The exact figure depends on three variables: how many days you served in the calendar year, whether your call-up was emergency or routine, and whether you crossed the cumulative-days threshold (most commonly 10, 20 or 32 days) that unlocks higher tiers.
Indicative 2026 tiers
A reservist with 20–32 days of Tzav 8 service in 2026 receives a grant in the range of 9,500–14,000 ₪. A reservist with 60+ days under the emergency call-up can clear 30,000 ₪. Routine-reserve grants are typically a third of these numbers at equivalent day counts.
Who pays the grant
For employees, the IDF and Bituach Leumi coordinate directly with the employer to fund the days at full wage, and the grant is then deposited separately into the reservist's bank account roughly three to six weeks after service ends. For the self-employed (osek patur, osek murshe and self-employed company directors), Bituach Leumi pays both the compensation and the grant directly to the reservist's personal account.
The grant does not pass through the employer's payroll. If you only see one credit on your payslip after a reserve stint, that is the wage-replacement compensation — the grant arrives later, as a standalone Bituach Leumi deposit.
How to claim
Most reservists never file anything: the IDF transmits the service days to Bituach Leumi automatically and the grant is paid without action. The cases where filing is required:
- Self-employed reservists must submit Forms 502 (service confirmation) and 506 (income declaration) through the Bituach Leumi reservist portal. - Reservists whose service was not transmitted automatically (rare, but it happens with units that close down post-service) need to upload Form 3010 (call-up confirmation) into the same portal. - Reservists living abroad during service receive the grant on a slightly different cycle and must file a presence declaration.
Tax treatment
The reservist grant is fully exempt from income tax under section 9(7d) of the Income Tax Ordinance. It also does not count toward Bituach Leumi or health insurance contributions. In other words, the number you receive in your account is the number that stays with you.

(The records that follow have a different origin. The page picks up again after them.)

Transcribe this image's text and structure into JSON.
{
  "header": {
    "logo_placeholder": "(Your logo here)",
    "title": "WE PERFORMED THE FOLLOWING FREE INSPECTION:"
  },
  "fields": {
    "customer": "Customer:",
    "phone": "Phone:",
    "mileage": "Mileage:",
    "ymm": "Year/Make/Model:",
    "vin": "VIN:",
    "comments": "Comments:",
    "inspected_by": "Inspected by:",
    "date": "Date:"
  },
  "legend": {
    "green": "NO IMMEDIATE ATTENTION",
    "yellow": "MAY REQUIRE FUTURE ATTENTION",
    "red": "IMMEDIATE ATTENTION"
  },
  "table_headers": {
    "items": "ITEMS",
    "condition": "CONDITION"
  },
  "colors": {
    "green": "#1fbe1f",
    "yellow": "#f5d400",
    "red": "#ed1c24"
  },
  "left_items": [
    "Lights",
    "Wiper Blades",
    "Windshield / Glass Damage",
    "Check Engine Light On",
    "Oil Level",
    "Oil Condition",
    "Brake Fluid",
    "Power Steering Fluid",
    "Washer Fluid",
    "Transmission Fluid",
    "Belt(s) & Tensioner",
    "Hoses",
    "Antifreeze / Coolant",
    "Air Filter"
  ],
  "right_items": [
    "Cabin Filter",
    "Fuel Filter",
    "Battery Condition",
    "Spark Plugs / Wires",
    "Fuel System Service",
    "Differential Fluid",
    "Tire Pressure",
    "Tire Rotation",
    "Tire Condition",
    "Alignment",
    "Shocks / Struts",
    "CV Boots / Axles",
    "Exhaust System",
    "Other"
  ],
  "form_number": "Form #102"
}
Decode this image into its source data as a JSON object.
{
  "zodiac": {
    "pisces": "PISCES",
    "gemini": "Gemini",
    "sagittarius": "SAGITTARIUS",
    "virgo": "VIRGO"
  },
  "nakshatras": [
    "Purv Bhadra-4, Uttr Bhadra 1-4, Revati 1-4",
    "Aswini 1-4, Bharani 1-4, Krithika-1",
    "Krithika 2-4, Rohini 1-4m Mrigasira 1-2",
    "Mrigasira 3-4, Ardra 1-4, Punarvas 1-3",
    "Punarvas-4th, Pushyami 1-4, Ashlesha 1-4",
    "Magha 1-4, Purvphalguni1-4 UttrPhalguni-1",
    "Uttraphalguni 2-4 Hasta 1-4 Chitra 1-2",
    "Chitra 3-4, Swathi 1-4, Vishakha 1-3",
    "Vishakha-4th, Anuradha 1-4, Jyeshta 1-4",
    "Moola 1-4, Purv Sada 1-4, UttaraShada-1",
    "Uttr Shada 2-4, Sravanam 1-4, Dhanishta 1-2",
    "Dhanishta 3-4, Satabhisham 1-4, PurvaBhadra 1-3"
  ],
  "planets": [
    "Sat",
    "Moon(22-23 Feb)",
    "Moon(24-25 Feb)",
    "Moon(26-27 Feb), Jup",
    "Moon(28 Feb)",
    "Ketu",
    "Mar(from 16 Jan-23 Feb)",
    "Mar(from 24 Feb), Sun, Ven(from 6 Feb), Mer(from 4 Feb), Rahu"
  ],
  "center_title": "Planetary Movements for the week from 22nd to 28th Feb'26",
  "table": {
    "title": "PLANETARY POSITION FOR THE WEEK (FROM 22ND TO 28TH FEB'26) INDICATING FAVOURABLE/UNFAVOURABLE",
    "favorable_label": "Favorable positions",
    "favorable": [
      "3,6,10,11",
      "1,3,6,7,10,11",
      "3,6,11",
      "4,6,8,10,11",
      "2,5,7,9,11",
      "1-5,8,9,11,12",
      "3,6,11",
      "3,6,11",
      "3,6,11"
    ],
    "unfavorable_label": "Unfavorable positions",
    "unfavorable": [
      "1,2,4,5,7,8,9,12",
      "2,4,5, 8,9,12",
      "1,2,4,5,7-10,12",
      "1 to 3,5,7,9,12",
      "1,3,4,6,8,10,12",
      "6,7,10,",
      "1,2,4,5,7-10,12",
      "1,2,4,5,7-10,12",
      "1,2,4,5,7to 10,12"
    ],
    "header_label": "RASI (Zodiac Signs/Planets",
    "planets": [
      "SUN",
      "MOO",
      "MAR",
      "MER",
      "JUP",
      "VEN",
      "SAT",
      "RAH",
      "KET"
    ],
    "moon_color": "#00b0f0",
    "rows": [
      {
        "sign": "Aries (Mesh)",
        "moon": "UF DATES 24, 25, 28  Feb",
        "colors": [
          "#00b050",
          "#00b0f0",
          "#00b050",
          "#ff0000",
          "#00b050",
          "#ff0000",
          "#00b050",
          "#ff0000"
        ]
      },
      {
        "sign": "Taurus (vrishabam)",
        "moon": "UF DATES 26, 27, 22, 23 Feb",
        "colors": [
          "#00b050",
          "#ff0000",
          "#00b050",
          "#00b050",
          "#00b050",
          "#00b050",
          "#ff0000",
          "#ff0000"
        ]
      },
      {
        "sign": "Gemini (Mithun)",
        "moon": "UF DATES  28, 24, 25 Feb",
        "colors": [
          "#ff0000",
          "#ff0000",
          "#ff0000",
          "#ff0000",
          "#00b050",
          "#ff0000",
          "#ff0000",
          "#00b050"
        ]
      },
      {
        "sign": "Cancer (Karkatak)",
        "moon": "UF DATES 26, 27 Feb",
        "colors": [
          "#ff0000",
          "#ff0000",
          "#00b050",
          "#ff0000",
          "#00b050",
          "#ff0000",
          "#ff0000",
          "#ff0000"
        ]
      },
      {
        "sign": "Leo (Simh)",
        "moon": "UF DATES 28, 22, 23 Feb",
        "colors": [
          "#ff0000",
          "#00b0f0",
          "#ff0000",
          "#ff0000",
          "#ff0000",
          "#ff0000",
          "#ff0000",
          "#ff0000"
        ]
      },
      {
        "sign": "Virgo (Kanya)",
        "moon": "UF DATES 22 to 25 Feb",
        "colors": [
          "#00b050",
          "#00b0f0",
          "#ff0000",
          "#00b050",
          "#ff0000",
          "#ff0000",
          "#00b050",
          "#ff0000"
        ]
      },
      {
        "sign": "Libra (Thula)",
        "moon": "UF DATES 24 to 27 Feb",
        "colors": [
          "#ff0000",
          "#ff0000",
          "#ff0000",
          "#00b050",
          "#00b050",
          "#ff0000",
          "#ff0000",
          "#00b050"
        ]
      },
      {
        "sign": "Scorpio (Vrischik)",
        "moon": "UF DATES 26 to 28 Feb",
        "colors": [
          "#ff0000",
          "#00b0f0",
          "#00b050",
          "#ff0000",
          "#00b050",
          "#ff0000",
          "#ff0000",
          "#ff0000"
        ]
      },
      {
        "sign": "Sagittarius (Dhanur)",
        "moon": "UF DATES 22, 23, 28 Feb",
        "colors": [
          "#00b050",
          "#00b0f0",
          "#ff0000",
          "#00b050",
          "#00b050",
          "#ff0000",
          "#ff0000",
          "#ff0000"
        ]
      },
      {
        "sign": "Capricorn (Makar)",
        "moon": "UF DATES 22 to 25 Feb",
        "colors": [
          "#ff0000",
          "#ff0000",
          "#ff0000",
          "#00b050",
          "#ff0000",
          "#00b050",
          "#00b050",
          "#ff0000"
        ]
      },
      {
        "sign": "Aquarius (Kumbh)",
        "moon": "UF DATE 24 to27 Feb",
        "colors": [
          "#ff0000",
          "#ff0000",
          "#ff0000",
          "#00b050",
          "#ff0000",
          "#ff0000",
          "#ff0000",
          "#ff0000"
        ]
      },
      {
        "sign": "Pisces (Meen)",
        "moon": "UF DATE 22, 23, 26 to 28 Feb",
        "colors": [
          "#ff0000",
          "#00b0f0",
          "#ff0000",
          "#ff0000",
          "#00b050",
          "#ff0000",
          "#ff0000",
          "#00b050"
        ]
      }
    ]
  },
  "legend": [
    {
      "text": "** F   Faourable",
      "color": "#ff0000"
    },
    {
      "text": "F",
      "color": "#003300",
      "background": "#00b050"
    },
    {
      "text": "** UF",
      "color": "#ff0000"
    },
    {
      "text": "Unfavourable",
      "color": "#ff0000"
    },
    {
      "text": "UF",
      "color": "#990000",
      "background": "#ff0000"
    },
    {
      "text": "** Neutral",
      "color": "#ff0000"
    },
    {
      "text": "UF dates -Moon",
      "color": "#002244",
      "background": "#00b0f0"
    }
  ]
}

What to do if the grant is missing
Bituach Leumi publishes a tracking page inside the reservist portal that shows expected payment dates against your service log. If the grant does not arrive within eight weeks of service ending, log into the portal, confirm the service days are recorded, and file an inquiry through the digital form. Most missing-grant cases trace back to either an unreported day or a banking-detail mismatch and resolve within two weeks.
Common mistakes
Two recurring issues: reservists assuming the wage-replacement payment on the payslip is the grant (it is not), and reservists with split service across two tax years who file under the wrong year. The grant is allocated to the year the service occurred, not the year it was paid.